Weekend Observations

It’s been an interesting weekend so far.

This weekend, my daughter was supposed to attend a Temple conclave at Camp JCA Shalom in Malibu. Now, if it was me, I would have jumped at the chance! But she was hesitant. We brought her to Temple Friday afternoon, expecting her to get on the bus with the other campers. She was due to check in at 3:15 PM, and I had a 4:00 PM dentist appointment. But events conspired against us. First, we had some unexpected thunder and lightening cells in the valley. Pouring rain. Second, we had some unexpected separation anxiety cells in the Temple lobby. The net result: I missed my appointment (rescheduled to 3/23) and she was going to be driven up to camp Saturday morning.

So, Saturday morning, The plan for the day was for drop her at camp while my wife got her legs done; go out to the Fountain Pen Shop to pick up my pens; spend some afternoon time together; and then go to a free showing of The Last 5 Years my wife got us tickets for on Craigslist. Following the plan, I get S&F out of the house bright and early to get up to JCA Shalom. The normal route to get there is to take US 101 to Kanan Dume; Kanan Dume to Mulholland Hwy; Mullholland to Encinal Canyon, up a short road to Decker Cyn; Decker Cyn to Mulholland, and thence to the camp. First plot complication: Decker Canyon is closed due to storm damage. Have to run down Encinal to PCH, PCH to Mulholland, and then up to camp. We get there: Second plot complication: S&F isn’t sure she wants to stay. So I sit and wait, like a good dad, until she decides it is OK to stay. Of course, this makes it too late to go to the Fountain Pen Shop, so that’s scrapped. Around 11:45 AM, she decides she will stay the day, but I need to come back at 9:00 PM to pick her up. Call the wife—we release the theatre tickets. I head back home via a different, much better, route (Mulholland to Westlake Bl, down Westlake to US 101). You can imagine my mood.

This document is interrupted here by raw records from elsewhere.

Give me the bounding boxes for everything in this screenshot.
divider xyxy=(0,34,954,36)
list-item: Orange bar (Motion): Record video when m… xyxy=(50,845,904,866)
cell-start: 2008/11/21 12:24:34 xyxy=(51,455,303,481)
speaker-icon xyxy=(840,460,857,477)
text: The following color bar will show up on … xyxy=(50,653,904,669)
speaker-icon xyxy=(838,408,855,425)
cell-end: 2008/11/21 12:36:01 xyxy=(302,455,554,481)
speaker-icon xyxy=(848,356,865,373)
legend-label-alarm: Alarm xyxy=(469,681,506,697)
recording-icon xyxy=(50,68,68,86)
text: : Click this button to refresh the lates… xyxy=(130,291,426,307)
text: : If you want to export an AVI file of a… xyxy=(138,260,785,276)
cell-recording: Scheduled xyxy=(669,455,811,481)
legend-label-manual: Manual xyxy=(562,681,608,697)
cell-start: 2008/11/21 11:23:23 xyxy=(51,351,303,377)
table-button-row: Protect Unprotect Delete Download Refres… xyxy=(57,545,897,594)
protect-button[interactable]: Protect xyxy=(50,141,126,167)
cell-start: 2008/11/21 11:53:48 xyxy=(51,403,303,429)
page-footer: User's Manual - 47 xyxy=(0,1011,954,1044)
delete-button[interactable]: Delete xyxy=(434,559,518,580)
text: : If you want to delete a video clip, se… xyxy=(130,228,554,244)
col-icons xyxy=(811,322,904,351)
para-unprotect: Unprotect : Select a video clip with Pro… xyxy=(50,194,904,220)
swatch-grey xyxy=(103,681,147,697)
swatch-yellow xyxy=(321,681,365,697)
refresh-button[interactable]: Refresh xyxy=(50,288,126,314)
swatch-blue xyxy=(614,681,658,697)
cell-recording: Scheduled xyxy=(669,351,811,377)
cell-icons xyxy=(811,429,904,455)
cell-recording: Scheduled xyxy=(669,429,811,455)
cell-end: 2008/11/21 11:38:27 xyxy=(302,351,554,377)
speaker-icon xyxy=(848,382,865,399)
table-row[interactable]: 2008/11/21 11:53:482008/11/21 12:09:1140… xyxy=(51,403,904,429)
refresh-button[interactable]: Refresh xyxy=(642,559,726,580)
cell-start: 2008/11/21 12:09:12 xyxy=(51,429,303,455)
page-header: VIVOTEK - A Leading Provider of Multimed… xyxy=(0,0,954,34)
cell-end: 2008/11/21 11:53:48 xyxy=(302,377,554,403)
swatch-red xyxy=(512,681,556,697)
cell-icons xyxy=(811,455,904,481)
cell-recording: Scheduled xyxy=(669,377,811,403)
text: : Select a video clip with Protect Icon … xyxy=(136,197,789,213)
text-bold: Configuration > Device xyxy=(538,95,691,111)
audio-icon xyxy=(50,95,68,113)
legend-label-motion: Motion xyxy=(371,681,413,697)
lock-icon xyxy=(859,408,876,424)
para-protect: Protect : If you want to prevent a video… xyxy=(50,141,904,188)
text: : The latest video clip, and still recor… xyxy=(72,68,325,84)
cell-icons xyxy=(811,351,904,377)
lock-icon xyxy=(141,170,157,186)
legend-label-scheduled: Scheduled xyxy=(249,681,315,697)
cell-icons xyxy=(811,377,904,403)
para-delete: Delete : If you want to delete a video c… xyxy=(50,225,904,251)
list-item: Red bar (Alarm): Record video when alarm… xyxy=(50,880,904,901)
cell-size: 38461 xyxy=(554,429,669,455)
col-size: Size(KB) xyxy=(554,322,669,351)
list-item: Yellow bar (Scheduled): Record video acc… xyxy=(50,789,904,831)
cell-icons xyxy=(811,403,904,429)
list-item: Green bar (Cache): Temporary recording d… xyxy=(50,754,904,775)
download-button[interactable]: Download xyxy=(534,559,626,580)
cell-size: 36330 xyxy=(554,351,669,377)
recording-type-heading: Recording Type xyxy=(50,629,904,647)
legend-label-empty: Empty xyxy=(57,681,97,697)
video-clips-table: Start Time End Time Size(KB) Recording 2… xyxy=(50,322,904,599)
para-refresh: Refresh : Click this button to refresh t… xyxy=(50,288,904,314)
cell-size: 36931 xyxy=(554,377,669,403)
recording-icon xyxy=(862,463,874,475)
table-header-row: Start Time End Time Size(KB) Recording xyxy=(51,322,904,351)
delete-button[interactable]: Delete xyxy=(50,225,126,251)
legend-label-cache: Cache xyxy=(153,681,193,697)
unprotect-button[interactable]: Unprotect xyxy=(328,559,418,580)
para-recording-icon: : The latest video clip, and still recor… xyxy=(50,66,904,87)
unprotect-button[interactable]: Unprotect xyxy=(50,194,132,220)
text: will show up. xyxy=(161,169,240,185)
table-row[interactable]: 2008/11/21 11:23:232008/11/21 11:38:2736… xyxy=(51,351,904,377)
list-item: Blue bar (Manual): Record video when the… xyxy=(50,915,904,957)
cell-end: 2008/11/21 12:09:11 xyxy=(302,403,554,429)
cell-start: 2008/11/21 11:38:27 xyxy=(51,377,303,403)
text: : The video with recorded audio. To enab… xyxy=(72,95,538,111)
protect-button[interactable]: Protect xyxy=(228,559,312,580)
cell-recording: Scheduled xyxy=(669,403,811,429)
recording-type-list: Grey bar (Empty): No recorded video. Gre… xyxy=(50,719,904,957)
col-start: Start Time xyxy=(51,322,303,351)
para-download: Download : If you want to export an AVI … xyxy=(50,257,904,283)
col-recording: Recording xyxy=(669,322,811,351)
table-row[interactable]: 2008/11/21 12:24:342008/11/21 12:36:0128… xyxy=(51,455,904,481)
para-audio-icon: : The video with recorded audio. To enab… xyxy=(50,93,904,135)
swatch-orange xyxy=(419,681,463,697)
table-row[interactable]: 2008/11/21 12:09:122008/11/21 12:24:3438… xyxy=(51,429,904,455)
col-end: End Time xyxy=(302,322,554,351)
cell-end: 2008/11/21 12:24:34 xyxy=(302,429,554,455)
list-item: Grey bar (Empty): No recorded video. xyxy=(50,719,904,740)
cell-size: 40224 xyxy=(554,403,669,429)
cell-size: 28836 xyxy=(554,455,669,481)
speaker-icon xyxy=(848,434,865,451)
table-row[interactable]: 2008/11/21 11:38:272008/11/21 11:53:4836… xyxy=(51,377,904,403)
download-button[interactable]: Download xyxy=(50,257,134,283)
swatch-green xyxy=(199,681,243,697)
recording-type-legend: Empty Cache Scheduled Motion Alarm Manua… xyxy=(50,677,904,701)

Luckily, gf_guruilla and I did spend some time together in the afternoon. Some time with just the two of us was what we both really needed. Brightened my mood immensely!

We then went out for dinner (Roxie’s Famous Deli in Thousand Oaks), and did a little shopping. Drove up Westlake/Mulholland to camp, getting there around 9:00 PM. We just hung in the background talking to the camp director until the end of the Closing Circle (they had a great songleader: Robbo!). Finally picked up S&F. She had a great time, made a new friend, decided she prefered CHK/GHC to JCA Shalom, but still wanted to go home. Drove home, and we all went to bed.

So, we had a day whose plans were completely mucked up, and started out with everyone in a bad mood. We ended up with a pretty good day after all. Perhaps there’s a lesson to be learned there. I know that I was reminded that being a father means that you put your kid first, even thought that may means you get disappointed at times. There are sometimes larger responsibilities in life.

As I wrote Friday, I received a mailing from the HOA of the interval timeshare I now own in Kaanapali, Maui, HI. Since then, I’ve learned more about the situation. It’s a real mess. The impression I get is that there are a few disgruntled owners who don’t like the fact that fees were raised in order to get adequate reserves and security, and so now are making life miserable for the board, with claims and counterclaims, lawsuits and “confidential” documents, and loads of hurt feelings. Of course, I’m seeing this from the sides, not knowning the backstory having been dealing with my dad’s death when it happened. I did find this site with some information online, and I’ve been mailed more. I think I’ve got reading to do Monday.

Today. So what are we doing today. Most likely: staying home and cleaning up. This place is a mess. If I have some free time, I might work on doing some backed up FAQ updates. We’ll get S&F to clean her room (or at least, attempt to do so). Other than that: No plans.